Onizuka Center for International Astronomy
Onizuka Center for International Astronomy, Big Island
The Onizuka Center for International Astronomy is, simply put, a stargazer's dream. Located along the slopes of Mauna Kea at 9,200 feet (2,800 m) above sea level, you're much closer to the stars here, and the amazing night sky views provide spectacular proof. If you're coming from the bright lights of a big city, this place will remind you why our ancestors were so fascinated with the skies.
The Center was named after Big Island resident Ellison Onizuka, who was one of the astronauts in the Challenger, the space shuttle that broke apart in 1986 right after take-off, resulting in the death of all seven crew members.
From Saddle Road, the Center is located about 6 miles (9.7 km) up the road. Inside the Center you'll find informational displays about the mountain's geology and history, handouts, photos and computer-driven astronomy programs with links to the observatories on top of Mauna Kea. You can also watch a video about the Mauna Kea observatories.
One of the best things to do here is to take part in their popular stargazing program, which takes place from 6-10 pm daily (admission is free).

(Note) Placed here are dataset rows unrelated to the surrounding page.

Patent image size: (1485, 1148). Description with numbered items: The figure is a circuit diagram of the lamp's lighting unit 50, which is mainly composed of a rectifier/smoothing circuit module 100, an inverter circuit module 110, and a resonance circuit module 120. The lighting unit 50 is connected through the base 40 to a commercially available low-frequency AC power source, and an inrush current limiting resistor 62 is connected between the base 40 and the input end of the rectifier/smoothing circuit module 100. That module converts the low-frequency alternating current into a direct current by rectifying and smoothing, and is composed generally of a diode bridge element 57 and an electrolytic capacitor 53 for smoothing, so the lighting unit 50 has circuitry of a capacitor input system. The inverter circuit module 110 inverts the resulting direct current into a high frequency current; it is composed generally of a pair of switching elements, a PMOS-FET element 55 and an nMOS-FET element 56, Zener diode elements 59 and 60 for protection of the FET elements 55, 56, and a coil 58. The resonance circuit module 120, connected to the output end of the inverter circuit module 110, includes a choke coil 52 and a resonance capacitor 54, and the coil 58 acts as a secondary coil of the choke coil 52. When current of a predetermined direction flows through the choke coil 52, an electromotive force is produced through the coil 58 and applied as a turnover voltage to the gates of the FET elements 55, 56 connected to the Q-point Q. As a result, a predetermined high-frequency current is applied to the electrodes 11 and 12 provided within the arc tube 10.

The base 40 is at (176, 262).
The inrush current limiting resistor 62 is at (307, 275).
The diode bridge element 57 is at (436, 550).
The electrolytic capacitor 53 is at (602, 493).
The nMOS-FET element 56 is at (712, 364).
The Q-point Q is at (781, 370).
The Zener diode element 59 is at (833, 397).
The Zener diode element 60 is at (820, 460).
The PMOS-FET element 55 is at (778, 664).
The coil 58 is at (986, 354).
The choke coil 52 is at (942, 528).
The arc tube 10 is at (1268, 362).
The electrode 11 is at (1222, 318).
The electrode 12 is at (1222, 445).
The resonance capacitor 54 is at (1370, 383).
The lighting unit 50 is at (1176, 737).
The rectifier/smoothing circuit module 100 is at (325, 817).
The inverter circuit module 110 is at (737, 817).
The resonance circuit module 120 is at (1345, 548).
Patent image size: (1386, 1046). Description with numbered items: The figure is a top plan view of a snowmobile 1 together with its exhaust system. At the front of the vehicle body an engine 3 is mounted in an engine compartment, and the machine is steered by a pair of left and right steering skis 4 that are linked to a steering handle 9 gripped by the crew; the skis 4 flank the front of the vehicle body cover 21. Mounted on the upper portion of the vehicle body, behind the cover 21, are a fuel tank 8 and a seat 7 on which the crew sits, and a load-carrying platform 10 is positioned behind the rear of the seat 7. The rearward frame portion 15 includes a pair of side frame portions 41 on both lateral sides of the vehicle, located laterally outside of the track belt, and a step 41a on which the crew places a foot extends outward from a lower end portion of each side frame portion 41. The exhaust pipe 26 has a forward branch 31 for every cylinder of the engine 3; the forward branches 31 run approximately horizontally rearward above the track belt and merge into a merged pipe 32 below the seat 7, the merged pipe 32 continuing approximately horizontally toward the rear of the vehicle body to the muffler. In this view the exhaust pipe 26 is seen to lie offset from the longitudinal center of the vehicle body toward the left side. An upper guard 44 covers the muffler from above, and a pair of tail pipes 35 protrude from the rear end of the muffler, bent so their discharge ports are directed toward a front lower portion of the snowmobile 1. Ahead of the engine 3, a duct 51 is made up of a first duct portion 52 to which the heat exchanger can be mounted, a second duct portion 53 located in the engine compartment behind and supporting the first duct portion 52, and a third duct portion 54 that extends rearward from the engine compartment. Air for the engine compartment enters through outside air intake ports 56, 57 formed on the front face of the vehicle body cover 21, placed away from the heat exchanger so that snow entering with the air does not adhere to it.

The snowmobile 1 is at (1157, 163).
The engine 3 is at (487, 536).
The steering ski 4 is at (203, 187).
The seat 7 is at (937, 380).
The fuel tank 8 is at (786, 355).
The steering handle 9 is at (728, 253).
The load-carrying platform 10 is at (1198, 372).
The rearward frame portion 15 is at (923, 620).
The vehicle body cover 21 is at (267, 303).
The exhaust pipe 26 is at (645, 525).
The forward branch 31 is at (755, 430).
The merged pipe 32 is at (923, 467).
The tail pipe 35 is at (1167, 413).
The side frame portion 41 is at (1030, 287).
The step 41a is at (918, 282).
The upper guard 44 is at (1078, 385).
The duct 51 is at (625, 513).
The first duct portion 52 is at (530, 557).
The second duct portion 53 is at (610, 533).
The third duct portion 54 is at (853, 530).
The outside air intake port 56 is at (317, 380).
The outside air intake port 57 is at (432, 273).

The stargazing here is excellent because the sky at Mauna Kea is among the clearest, darkest and driest in the world.
Since this is the only place on Mauna Kea where you get a chance to peek through a telescope yourself, it's definitely worth it to come here in the evening (there are no public telescopes at the summit). During the day, there is a solar telescope that visitors can peek through to observe the sun and sunspots. The telescope is equipped with protective filters. In the evening, telescopes for star-viewing are available.
Due to the hazards of altitude sickness, children under 16 should not venture above the Onizuka Visitor Information Center.